Bradley, C. Dalton and Van Osdol, CC., concur.

OPINION
BRADLEY

Action for declaratory judgment, under Secs. 1126 et seq., R.S. 1939, Mo. R.S.A., Secs. 1126 et seq., to determine plaintiff's liability under what was termed by the draftsman a "ninety-nine year sublease", executed November 14, 1919. Relief by declaratory judgment is sui generis, and while not either strictly legal or equitable, yet its historical affinity is equitable. Connell et al. v. Jersey Realty & Investment Co., 352 Mo. 1122, 180 S.W.2d 49, 54, and cases there cited. The present cause was tried as one in equity. Plaintiff claimed that, under the facts obtaining and absent default in the terms of the so-called sublease at the time of any future assignment, plaintiff could assign all its interest therein and thereafter be free from further liability thereunder. The trial court agreed with plaintiff's contention, entered such declaratory judgment, and defendants appealed. The amount involved gives the supreme court jurisdiction of the appeal.

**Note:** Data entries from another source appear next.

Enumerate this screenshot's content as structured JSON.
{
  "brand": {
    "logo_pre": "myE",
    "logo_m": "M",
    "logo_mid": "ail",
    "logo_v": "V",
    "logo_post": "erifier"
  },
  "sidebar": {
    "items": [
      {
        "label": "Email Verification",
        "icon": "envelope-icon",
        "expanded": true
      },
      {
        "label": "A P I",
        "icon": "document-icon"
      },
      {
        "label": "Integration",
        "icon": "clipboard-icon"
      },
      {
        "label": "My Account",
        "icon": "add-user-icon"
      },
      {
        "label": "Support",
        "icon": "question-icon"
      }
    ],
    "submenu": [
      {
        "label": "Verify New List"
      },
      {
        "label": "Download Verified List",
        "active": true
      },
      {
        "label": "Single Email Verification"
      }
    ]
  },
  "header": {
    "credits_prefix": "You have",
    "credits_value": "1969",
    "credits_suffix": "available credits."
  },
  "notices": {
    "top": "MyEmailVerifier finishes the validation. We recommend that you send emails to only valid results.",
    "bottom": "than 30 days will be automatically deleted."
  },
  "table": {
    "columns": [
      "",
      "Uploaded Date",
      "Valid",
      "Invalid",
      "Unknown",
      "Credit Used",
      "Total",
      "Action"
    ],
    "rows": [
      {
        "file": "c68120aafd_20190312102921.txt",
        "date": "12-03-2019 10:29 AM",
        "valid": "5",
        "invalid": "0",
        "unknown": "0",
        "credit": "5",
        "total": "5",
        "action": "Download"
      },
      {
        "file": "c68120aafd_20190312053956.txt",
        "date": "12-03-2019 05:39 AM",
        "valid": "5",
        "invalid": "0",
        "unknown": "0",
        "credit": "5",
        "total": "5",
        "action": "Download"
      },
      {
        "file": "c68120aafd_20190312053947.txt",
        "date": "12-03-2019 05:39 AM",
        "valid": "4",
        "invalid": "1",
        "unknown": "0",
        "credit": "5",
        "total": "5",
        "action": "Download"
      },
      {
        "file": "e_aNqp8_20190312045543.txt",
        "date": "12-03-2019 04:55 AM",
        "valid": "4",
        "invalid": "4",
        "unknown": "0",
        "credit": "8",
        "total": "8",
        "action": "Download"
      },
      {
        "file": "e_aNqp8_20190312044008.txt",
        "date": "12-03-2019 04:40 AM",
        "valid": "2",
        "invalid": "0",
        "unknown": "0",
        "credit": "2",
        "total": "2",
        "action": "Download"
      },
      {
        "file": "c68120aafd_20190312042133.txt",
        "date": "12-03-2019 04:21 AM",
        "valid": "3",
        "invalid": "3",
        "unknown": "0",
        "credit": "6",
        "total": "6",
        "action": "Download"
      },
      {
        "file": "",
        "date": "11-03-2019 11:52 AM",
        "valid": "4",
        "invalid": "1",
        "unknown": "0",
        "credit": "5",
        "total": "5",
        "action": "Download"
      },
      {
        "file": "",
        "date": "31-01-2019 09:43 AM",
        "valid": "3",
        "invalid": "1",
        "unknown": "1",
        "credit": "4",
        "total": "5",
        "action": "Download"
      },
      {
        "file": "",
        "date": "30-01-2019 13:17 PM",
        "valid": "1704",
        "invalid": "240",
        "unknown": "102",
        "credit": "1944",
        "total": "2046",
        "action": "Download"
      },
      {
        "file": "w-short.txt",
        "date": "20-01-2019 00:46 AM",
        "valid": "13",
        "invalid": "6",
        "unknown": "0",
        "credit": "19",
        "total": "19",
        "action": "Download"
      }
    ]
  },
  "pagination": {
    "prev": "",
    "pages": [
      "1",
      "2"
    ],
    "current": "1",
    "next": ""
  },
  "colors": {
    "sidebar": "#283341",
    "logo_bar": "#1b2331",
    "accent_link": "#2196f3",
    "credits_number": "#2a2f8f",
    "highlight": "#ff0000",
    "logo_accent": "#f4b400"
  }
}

November 14, 1919, Fred H. Fitch, the fee owner, executed a lease, to run 99 years from November 1, 1919, to Quapaw Realty Company a Missouri corporation, upon lots 6 and 7, Union Station Addition, Kansas City. On the same day, November 14, 1919, and immediately after the execution of the Fitch lease, Quapaw Realty Company, by a so-called "ninety-nine...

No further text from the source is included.